The CMDA and Cochrane are represented by the Alliance Defending Freedom, a conservative legal nonprofit that has successfully argued religious freedom cases before the U.S. Supreme Court.
ADF Senior Counsel Denise Harle said in a statement Tuesday that the plaintiffs “seek to live out their faith in their medical practice, and that includes valuing every human life entrusted to their care.”
“Participating in, or referring a patient for, physician-assisted suicide very clearly would violate their consciences,” stated Harle.

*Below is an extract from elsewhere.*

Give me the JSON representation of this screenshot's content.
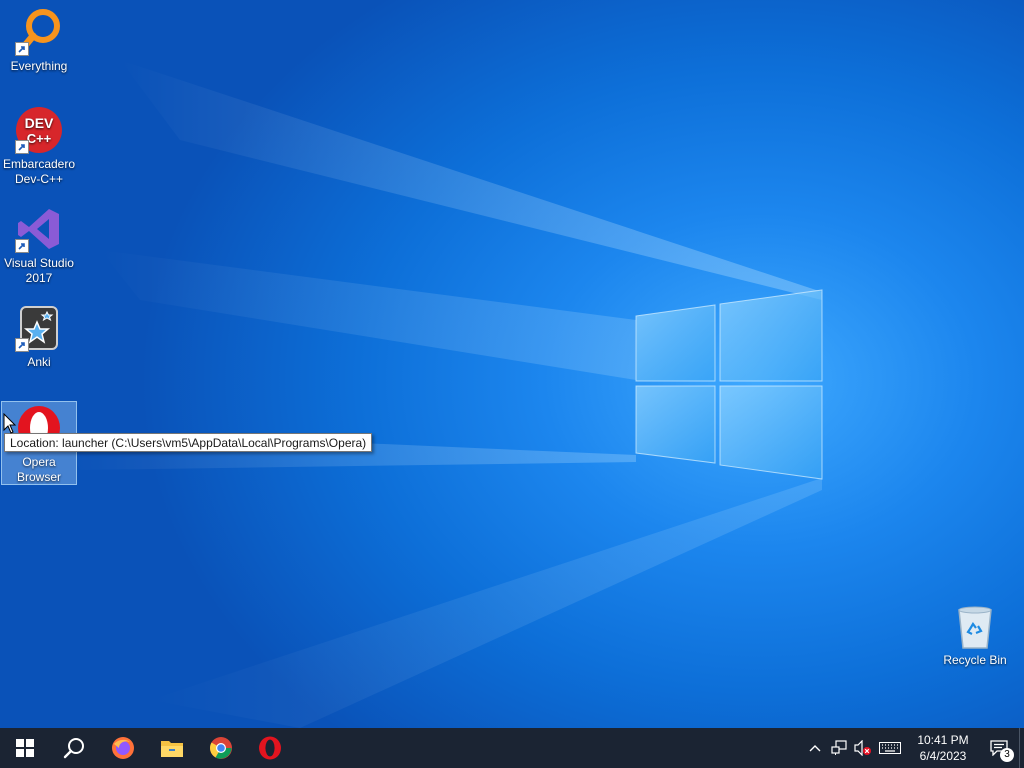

“No health care professional should be forced to act against their religious beliefs and medical ethics, and the state of California is wrong to enforce such coercion.”
In October 2015, then-Gov. Jerry Brown signed the End of Life Option Act, with the law taking effect the following June and making California the fifth state to allow residents to end their lives with drugs prescribed by a doctor.
Multiple groups and a terminally ill mother of four named Stephanie Packer sued California over the law soon after it took effect, arguing that it lacked safeguards and rejecting the idea that suicide should be considered healthcare.
In May 2018, Judge Daniel A. Ottolia of State Superior Court in Riverside ruled against the law, concluding that state legislators passed it in an unconstitutional manner.
But later that year, a three-judge panel of the 4th District Court of Appeals in California overturned the lower court ruling, concluding that the plaintiffs lacked the standing to sue.
Last November, the appeals court concluded that the Packer lawsuit was moot due to lawmakers reauthorizing and extending the law in 2021.